Book Club Selections
The Messenger Public Library has two monthly book clubs - the Messenger Library Book Discussion Group, which meets on a Monday evening, and the Morning Coffee Break with a Book, which meets on a Tuesday morning. Below are the selections for the group's next meeting. Come and join us!
Messenger Evening Book Discussion Group
Thursday, May 5 -- Glitter and Glue by Kelly Corrigan
Enjoy a lively discussion of month's selection, "Glitter and Glue" by Kelly Corrigan. Copies will be available at April's meeting as well as at the Check Out Desk.
"From the author of The Middle Place comes a new memoir that examines the bond-sometimes nourishing, sometimes exasperating, occasionally divine-between mothers and daughters." from the publisher
Thursday, June 2 -- Gold by Chris Cleave
This month's selection is "Gold" by Chris Cleave. Copies will be available at May's meeting as well as at the Check Out Desk.

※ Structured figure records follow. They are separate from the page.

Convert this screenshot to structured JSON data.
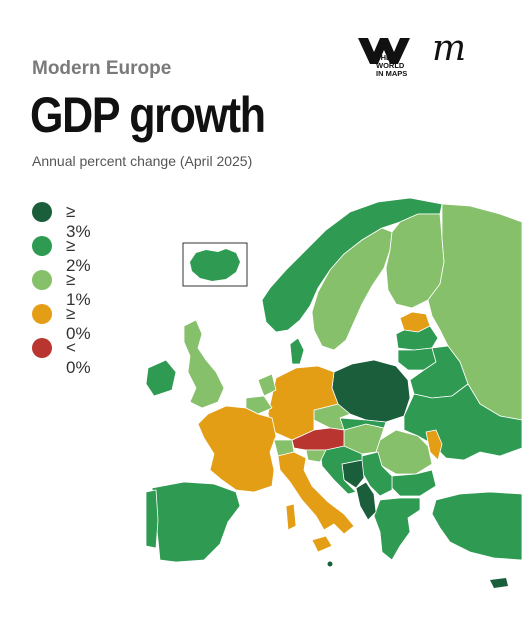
{
  "header": {
    "kicker": "Modern Europe",
    "title": "GDP growth",
    "subtitle": "Annual percent change (April 2025)"
  },
  "logo": {
    "line1": "THE",
    "line2": "WORLD",
    "line3": "IN MAPS",
    "script_mark": "m"
  },
  "legend": [
    {
      "label": "≥ 3%",
      "color": "#1b5e3c"
    },
    {
      "label": "≥ 2%",
      "color": "#2e9a52"
    },
    {
      "label": "≥ 1%",
      "color": "#86c06a"
    },
    {
      "label": "≥ 0%",
      "color": "#e39e15"
    },
    {
      "label": "< 0%",
      "color": "#b8362f"
    }
  ],
  "map": {
    "border_color": "#ffffff",
    "inset_label": "Iceland"
  }
}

"What would you sacrifice for the people you love? Kate and Zoe met at nineteen when they both made the cut for the national training program in track cycling-a sport that demands intense focus, blinding exertion, and unwavering commitment. They are built to exploit the barest physical and psychological edge over equally skilled rivals, all of whom are fighting for the last one tenth of a second that separates triumph from despair. Now at thirty-two, the women are facing their last and biggest race: the 2012 Olympics. Each wants desperately to win gold, and each has more than a medal to lose." from the publisher
Thursday, July 7 -- Circling the Sun by Paula McLaine
July's selection is "Circling the Sun" by Paula McLain. Copies will be available at June's meeting as well as at the Check Out Desk.
"Transporting readers to colonial Kenya in the 1920's, this book brings to life a fearless and captivating woman-Beryl Markham, a record-setting aviator caught up in a passionate love triangle with safari hunter Denys Finch Hatton and Karen Blixen, author of the classic memoir Out of Africa." from the publisher
Morning Coffee Break & a Book
Tuesday, April 26 -- Above All Things by Tanis Rideout
This month's selection is "Above All Things" by Tanis Rideout. Copies will be available at the March meeting and at the Check Out Desk.

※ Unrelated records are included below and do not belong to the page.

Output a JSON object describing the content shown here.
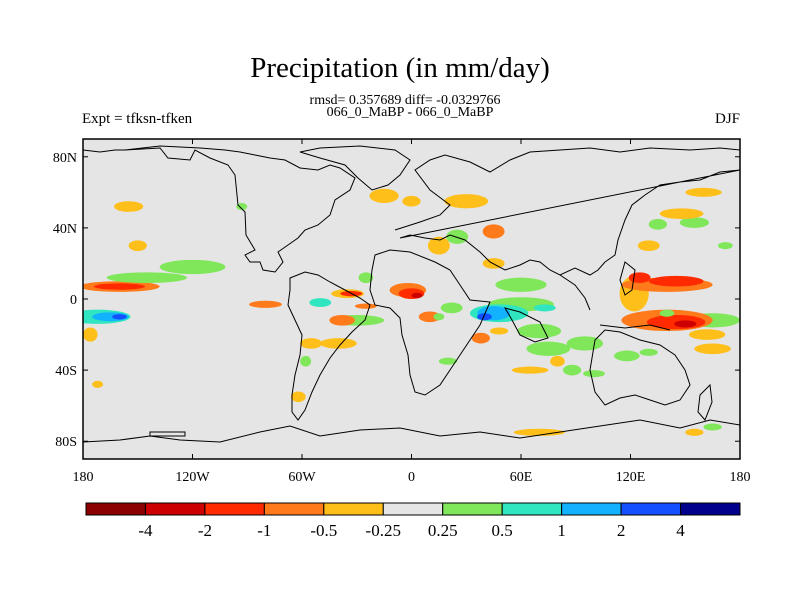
{
  "chart_data": {
    "type": "heatmap",
    "title": "Precipitation (in mm/day)",
    "stats_text": "rmsd= 0.357689 diff= -0.0329766",
    "subtitle": "066_0_MaBP - 066_0_MaBP",
    "left_label": "Expt = tfksn-tfken",
    "right_label": "DJF",
    "xlim": [
      -180,
      180
    ],
    "ylim": [
      -90,
      90
    ],
    "x_ticks": [
      {
        "value": -180,
        "label": "180"
      },
      {
        "value": -120,
        "label": "120W"
      },
      {
        "value": -60,
        "label": "60W"
      },
      {
        "value": 0,
        "label": "0"
      },
      {
        "value": 60,
        "label": "60E"
      },
      {
        "value": 120,
        "label": "120E"
      },
      {
        "value": 180,
        "label": "180"
      }
    ],
    "y_ticks": [
      {
        "value": 80,
        "label": "80N"
      },
      {
        "value": 40,
        "label": "40N"
      },
      {
        "value": 0,
        "label": "0"
      },
      {
        "value": -40,
        "label": "40S"
      },
      {
        "value": -80,
        "label": "80S"
      }
    ],
    "colorbar": {
      "colors": [
        "#8b0000",
        "#cc0000",
        "#ff2a00",
        "#ff7a1a",
        "#ffbf1a",
        "#e5e5e5",
        "#80e65a",
        "#30e6c0",
        "#12b2ff",
        "#1450ff",
        "#00008c"
      ],
      "levels": [
        "-4",
        "-2",
        "-1",
        "-0.5",
        "-0.25",
        "0.25",
        "0.5",
        "1",
        "2",
        "4"
      ]
    },
    "anomalies": [
      {
        "lon": -172,
        "lat": -10,
        "rx": 18,
        "ry": 4,
        "v": 0.6
      },
      {
        "lon": -165,
        "lat": -10,
        "rx": 10,
        "ry": 2.5,
        "v": 1.2
      },
      {
        "lon": -160,
        "lat": -10,
        "rx": 4,
        "ry": 1.5,
        "v": 2.5
      },
      {
        "lon": -160,
        "lat": 7,
        "rx": 22,
        "ry": 3,
        "v": -0.6
      },
      {
        "lon": -160,
        "lat": 7,
        "rx": 14,
        "ry": 1.8,
        "v": -1.2
      },
      {
        "lon": -145,
        "lat": 12,
        "rx": 22,
        "ry": 3,
        "v": 0.4
      },
      {
        "lon": -120,
        "lat": 18,
        "rx": 18,
        "ry": 4,
        "v": 0.4
      },
      {
        "lon": -155,
        "lat": 52,
        "rx": 8,
        "ry": 3,
        "v": -0.4
      },
      {
        "lon": -150,
        "lat": 30,
        "rx": 5,
        "ry": 3,
        "v": -0.35
      },
      {
        "lon": -176,
        "lat": -20,
        "rx": 4,
        "ry": 4,
        "v": -0.4
      },
      {
        "lon": -172,
        "lat": -48,
        "rx": 3,
        "ry": 2,
        "v": -0.35
      },
      {
        "lon": -93,
        "lat": 52,
        "rx": 3,
        "ry": 2,
        "v": 0.35
      },
      {
        "lon": -80,
        "lat": -3,
        "rx": 9,
        "ry": 2,
        "v": -0.5
      },
      {
        "lon": -50,
        "lat": -2,
        "rx": 6,
        "ry": 2.5,
        "v": 0.6
      },
      {
        "lon": -25,
        "lat": -4,
        "rx": 6,
        "ry": 1.5,
        "v": -0.5
      },
      {
        "lon": -35,
        "lat": 3,
        "rx": 9,
        "ry": 2.5,
        "v": -0.4
      },
      {
        "lon": -33,
        "lat": 3,
        "rx": 6,
        "ry": 1.5,
        "v": -1.2
      },
      {
        "lon": -30,
        "lat": -12,
        "rx": 15,
        "ry": 3,
        "v": 0.4
      },
      {
        "lon": -38,
        "lat": -12,
        "rx": 7,
        "ry": 3,
        "v": -0.6
      },
      {
        "lon": -40,
        "lat": -25,
        "rx": 10,
        "ry": 3,
        "v": -0.4
      },
      {
        "lon": -55,
        "lat": -25,
        "rx": 6,
        "ry": 3,
        "v": -0.35
      },
      {
        "lon": -58,
        "lat": -35,
        "rx": 3,
        "ry": 3,
        "v": 0.4
      },
      {
        "lon": -62,
        "lat": -55,
        "rx": 4,
        "ry": 3,
        "v": -0.35
      },
      {
        "lon": -25,
        "lat": 12,
        "rx": 4,
        "ry": 3,
        "v": 0.35
      },
      {
        "lon": -2,
        "lat": 5,
        "rx": 10,
        "ry": 4,
        "v": -0.6
      },
      {
        "lon": 0,
        "lat": 3,
        "rx": 7,
        "ry": 3,
        "v": -1.2
      },
      {
        "lon": 3,
        "lat": 2,
        "rx": 3,
        "ry": 1.5,
        "v": -2.5
      },
      {
        "lon": 10,
        "lat": -10,
        "rx": 6,
        "ry": 3,
        "v": -0.5
      },
      {
        "lon": 15,
        "lat": -10,
        "rx": 3,
        "ry": 2,
        "v": 0.4
      },
      {
        "lon": 22,
        "lat": -5,
        "rx": 6,
        "ry": 3,
        "v": 0.4
      },
      {
        "lon": 20,
        "lat": -35,
        "rx": 5,
        "ry": 2,
        "v": 0.4
      },
      {
        "lon": -15,
        "lat": 58,
        "rx": 8,
        "ry": 4,
        "v": -0.4
      },
      {
        "lon": 0,
        "lat": 55,
        "rx": 5,
        "ry": 3,
        "v": -0.35
      },
      {
        "lon": 30,
        "lat": 55,
        "rx": 12,
        "ry": 4,
        "v": -0.4
      },
      {
        "lon": 15,
        "lat": 30,
        "rx": 6,
        "ry": 5,
        "v": -0.4
      },
      {
        "lon": 25,
        "lat": 35,
        "rx": 6,
        "ry": 4,
        "v": 0.4
      },
      {
        "lon": 45,
        "lat": 38,
        "rx": 6,
        "ry": 4,
        "v": -0.5
      },
      {
        "lon": 45,
        "lat": 20,
        "rx": 6,
        "ry": 3,
        "v": -0.35
      },
      {
        "lon": 60,
        "lat": 8,
        "rx": 14,
        "ry": 4,
        "v": 0.4
      },
      {
        "lon": 60,
        "lat": -3,
        "rx": 18,
        "ry": 4,
        "v": 0.4
      },
      {
        "lon": 48,
        "lat": -8,
        "rx": 16,
        "ry": 5,
        "v": 0.6
      },
      {
        "lon": 45,
        "lat": -8,
        "rx": 9,
        "ry": 4,
        "v": 1.2
      },
      {
        "lon": 40,
        "lat": -10,
        "rx": 4,
        "ry": 2,
        "v": 2.5
      },
      {
        "lon": 73,
        "lat": -5,
        "rx": 6,
        "ry": 2,
        "v": 0.6
      },
      {
        "lon": 38,
        "lat": -22,
        "rx": 5,
        "ry": 3,
        "v": -0.5
      },
      {
        "lon": 48,
        "lat": -18,
        "rx": 5,
        "ry": 2,
        "v": -0.4
      },
      {
        "lon": 70,
        "lat": -18,
        "rx": 12,
        "ry": 4,
        "v": 0.4
      },
      {
        "lon": 75,
        "lat": -28,
        "rx": 12,
        "ry": 4,
        "v": 0.4
      },
      {
        "lon": 80,
        "lat": -35,
        "rx": 4,
        "ry": 3,
        "v": -0.35
      },
      {
        "lon": 65,
        "lat": -40,
        "rx": 10,
        "ry": 2,
        "v": -0.35
      },
      {
        "lon": 95,
        "lat": -25,
        "rx": 10,
        "ry": 4,
        "v": 0.4
      },
      {
        "lon": 100,
        "lat": -42,
        "rx": 6,
        "ry": 2,
        "v": 0.35
      },
      {
        "lon": 88,
        "lat": -40,
        "rx": 5,
        "ry": 3,
        "v": 0.35
      },
      {
        "lon": 122,
        "lat": 3,
        "rx": 8,
        "ry": 10,
        "v": -0.4
      },
      {
        "lon": 140,
        "lat": 8,
        "rx": 25,
        "ry": 4,
        "v": -0.6
      },
      {
        "lon": 145,
        "lat": 10,
        "rx": 15,
        "ry": 3,
        "v": -1.2
      },
      {
        "lon": 125,
        "lat": 12,
        "rx": 6,
        "ry": 3,
        "v": -1.2
      },
      {
        "lon": 165,
        "lat": -12,
        "rx": 15,
        "ry": 4,
        "v": 0.4
      },
      {
        "lon": 140,
        "lat": -12,
        "rx": 25,
        "ry": 6,
        "v": -0.6
      },
      {
        "lon": 145,
        "lat": -13,
        "rx": 16,
        "ry": 4,
        "v": -1.2
      },
      {
        "lon": 150,
        "lat": -14,
        "rx": 6,
        "ry": 2,
        "v": -2.5
      },
      {
        "lon": 162,
        "lat": -20,
        "rx": 10,
        "ry": 3,
        "v": -0.4
      },
      {
        "lon": 165,
        "lat": -28,
        "rx": 10,
        "ry": 3,
        "v": -0.4
      },
      {
        "lon": 140,
        "lat": -8,
        "rx": 4,
        "ry": 2,
        "v": 0.4
      },
      {
        "lon": 118,
        "lat": -32,
        "rx": 7,
        "ry": 3,
        "v": 0.4
      },
      {
        "lon": 130,
        "lat": -30,
        "rx": 5,
        "ry": 2,
        "v": 0.35
      },
      {
        "lon": 130,
        "lat": 30,
        "rx": 6,
        "ry": 3,
        "v": -0.35
      },
      {
        "lon": 135,
        "lat": 42,
        "rx": 5,
        "ry": 3,
        "v": 0.4
      },
      {
        "lon": 155,
        "lat": 43,
        "rx": 8,
        "ry": 3,
        "v": 0.4
      },
      {
        "lon": 148,
        "lat": 48,
        "rx": 12,
        "ry": 3,
        "v": -0.4
      },
      {
        "lon": 160,
        "lat": 60,
        "rx": 10,
        "ry": 2.5,
        "v": -0.4
      },
      {
        "lon": 172,
        "lat": 30,
        "rx": 4,
        "ry": 2,
        "v": 0.35
      },
      {
        "lon": 70,
        "lat": -75,
        "rx": 14,
        "ry": 2,
        "v": -0.4
      },
      {
        "lon": 155,
        "lat": -75,
        "rx": 5,
        "ry": 2,
        "v": -0.35
      },
      {
        "lon": 165,
        "lat": -72,
        "rx": 5,
        "ry": 2,
        "v": 0.4
      }
    ]
  }
}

Blending historical facts with imaginative fiction, Tanis Rideout interweaves the story of George Mallory's ill-fated 1924 attempt to be the first man to conquer Mount Everest and a single day in the life of his wife as she waits at home in England for news of his return.
Tuesday, May 24 -- Everything She Forgot by Lisa Ballantyne
This month's selection is "Everything She Forgot" by Lisa Ballantyne. Copies will be available at April's meeting and at the Check Out Desk.
"They're calling it the worst pile-up in London history. Driving home, Margaret Holloway has her mind elsewhere when she's rear-ended and trapped in the wreckage. Just as she begins to panic, a disfigured stranger pulls her from the car just seconds before it's engulfed in flames. Then he simply disappears. Though she escapes with minor injuries, Margaret feels that something's wrong. Her emotions are running wild. She's having trouble concentrating. More than that, flashbacks to the crash are also dredging up lost associations from her childhood, fragments of events that were wiped from her memory. Whatever happened, she didn't merely forget, she chose to forget. And somehow, Margaret knows deep down that it's got something to do with the man who saved her." From the publisher
Tuesday, June 28 -- The Boys in the Boat by Daniel James Brown
This month's selection is "The Boys in the Boat: Nine Americans and Their Epic Quest for Gold at the 1936 Berlin Olympics" by Daniel James Brown. Copies will be available at May's meeting and at the Check Out Desk.
The #1 New York Times bestselling story about American Olympic triumph in Nazi Germany. For readers of Unbroken, out of the depths of the Depression comes an irresistible story about beating the odds and finding hope in the most desperate of times - the improbable, intimate account of how nine working-class boys from the American West showed the world at the 1936 Olympics in Berlin what true grit really meant.